Midway through the meal, the chef brought out a concept he had been working on for us. It was essentially a “deconstructed” French onion soup, where the broth is poured into a bowl containing all of the random ingredients right at the table while you watch. Conceptually, it was awesome and of course I loved the cheese, but it was overly salty for my taste and I was glad to be a part of the test. Hopefully it will be on the menu soon (if it hasn’t been slotted already), but with a little less salt.

But why cabbage?
But why cabbage?

Finally, for my main course I went with the Braised Short Ribs. I liked the idea of the whipped horseradish potatoes and charred parsnip puree, but they also came with braised red cabbage. I didn’t have the heart to order without because the chef had been so damn nice, but as soon as the dish came out I scraped those suckers off. Regardless of the cabbage, this was one heck of a short rib dish. The meat was incredibly tender, moist and flavorful.

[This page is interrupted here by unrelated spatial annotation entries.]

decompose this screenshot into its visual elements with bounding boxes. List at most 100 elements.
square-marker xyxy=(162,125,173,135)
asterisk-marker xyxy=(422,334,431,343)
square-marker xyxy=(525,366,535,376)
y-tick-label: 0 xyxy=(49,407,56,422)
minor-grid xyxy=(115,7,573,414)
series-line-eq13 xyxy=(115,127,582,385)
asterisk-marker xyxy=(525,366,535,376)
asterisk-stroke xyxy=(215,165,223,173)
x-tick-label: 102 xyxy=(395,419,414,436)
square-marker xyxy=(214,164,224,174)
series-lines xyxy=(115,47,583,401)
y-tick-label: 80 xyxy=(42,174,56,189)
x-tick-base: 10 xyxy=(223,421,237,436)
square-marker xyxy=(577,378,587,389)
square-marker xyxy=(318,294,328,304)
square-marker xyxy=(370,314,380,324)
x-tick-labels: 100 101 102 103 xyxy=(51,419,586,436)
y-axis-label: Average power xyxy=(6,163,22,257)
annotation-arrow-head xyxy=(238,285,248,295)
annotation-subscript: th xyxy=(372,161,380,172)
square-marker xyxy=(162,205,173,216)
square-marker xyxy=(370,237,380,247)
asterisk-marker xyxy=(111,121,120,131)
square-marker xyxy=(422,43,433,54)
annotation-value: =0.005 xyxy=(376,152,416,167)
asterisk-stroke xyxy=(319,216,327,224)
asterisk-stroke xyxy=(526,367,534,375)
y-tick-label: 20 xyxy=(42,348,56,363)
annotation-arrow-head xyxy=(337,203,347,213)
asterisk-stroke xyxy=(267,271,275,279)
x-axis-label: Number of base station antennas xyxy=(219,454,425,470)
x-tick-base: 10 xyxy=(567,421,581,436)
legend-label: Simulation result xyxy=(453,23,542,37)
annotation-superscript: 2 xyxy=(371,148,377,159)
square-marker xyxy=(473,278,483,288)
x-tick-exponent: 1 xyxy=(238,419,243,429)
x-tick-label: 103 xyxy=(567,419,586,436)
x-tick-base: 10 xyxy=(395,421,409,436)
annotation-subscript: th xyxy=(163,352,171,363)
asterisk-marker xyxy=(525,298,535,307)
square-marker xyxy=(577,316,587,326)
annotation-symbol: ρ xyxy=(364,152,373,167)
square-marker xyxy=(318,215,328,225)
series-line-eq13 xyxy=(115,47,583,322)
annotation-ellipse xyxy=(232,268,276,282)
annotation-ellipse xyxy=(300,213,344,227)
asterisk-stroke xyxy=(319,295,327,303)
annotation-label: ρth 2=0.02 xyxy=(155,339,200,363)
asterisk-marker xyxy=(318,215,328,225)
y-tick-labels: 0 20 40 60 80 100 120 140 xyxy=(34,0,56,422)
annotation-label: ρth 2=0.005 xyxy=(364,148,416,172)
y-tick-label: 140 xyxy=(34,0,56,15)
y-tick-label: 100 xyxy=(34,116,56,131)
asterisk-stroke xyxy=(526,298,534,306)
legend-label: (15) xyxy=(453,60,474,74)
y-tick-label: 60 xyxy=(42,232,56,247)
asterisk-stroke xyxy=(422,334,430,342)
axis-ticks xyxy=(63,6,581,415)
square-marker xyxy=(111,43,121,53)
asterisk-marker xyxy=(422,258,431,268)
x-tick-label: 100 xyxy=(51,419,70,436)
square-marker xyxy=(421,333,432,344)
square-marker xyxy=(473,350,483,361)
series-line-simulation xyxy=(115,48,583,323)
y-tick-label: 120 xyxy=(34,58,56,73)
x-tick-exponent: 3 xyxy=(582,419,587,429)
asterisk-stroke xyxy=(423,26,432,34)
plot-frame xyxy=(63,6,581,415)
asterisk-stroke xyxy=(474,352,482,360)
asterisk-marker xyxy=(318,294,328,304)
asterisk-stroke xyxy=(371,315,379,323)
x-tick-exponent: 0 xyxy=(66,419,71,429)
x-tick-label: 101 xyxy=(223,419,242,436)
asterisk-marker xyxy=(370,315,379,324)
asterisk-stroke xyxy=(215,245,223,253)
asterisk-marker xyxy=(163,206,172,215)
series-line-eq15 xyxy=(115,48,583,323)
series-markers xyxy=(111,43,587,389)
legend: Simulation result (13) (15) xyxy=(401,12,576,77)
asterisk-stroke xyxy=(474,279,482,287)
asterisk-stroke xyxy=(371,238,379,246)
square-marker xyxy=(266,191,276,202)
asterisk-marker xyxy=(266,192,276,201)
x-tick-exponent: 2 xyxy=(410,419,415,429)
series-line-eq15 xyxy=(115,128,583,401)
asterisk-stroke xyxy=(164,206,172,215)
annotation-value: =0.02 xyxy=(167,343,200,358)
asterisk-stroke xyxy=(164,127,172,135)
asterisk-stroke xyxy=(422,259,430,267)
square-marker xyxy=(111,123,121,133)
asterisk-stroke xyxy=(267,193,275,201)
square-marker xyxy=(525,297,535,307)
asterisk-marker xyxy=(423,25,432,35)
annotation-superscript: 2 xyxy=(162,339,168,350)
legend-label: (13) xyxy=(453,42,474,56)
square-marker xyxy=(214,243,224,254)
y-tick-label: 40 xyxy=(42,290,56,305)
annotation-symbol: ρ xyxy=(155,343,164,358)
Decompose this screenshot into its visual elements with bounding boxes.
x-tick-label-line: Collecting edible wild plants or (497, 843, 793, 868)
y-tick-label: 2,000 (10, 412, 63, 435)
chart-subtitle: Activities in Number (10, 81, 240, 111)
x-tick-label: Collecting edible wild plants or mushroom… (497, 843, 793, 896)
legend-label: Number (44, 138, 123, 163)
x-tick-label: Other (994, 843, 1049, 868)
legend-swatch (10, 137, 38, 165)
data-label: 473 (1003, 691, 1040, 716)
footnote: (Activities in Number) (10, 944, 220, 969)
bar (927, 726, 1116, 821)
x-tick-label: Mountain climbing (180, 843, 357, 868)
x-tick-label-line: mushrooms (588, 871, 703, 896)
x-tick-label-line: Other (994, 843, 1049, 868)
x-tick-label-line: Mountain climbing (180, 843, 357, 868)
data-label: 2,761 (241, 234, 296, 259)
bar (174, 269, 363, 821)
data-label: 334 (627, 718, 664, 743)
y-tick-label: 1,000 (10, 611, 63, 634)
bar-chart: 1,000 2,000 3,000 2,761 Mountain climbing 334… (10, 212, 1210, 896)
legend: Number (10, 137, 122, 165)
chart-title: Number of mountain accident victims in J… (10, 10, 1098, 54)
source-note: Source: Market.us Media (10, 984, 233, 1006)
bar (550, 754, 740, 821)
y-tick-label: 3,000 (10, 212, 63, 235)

The potatoes and puree played a nice second fiddle and were welcome in every bite. I could have stopped there, but of course we had to try dessert.

Mascarpone my heart.
Mascarpone my heart.

Against my better judgment, we got the Squash-Bread French Toast. Obviously I don’t like squash, but my wife wanted it, the chef said it was good, and frankly I was too full of food to disagree. So we got it. And it didn’t taste like squash, so that was a win. In fact, it tasted pretty good, but I would have traded it in for more thin-sliced speck with that mascarpone any day.

As far as the Winter Wonderland menu of December 2016 (I know, I’m stupidly behind on these posts) goes, I was a big fan of The Eatery. And from what I could tell, I would be a fan of pretty much any other monthly menu that gets churned out.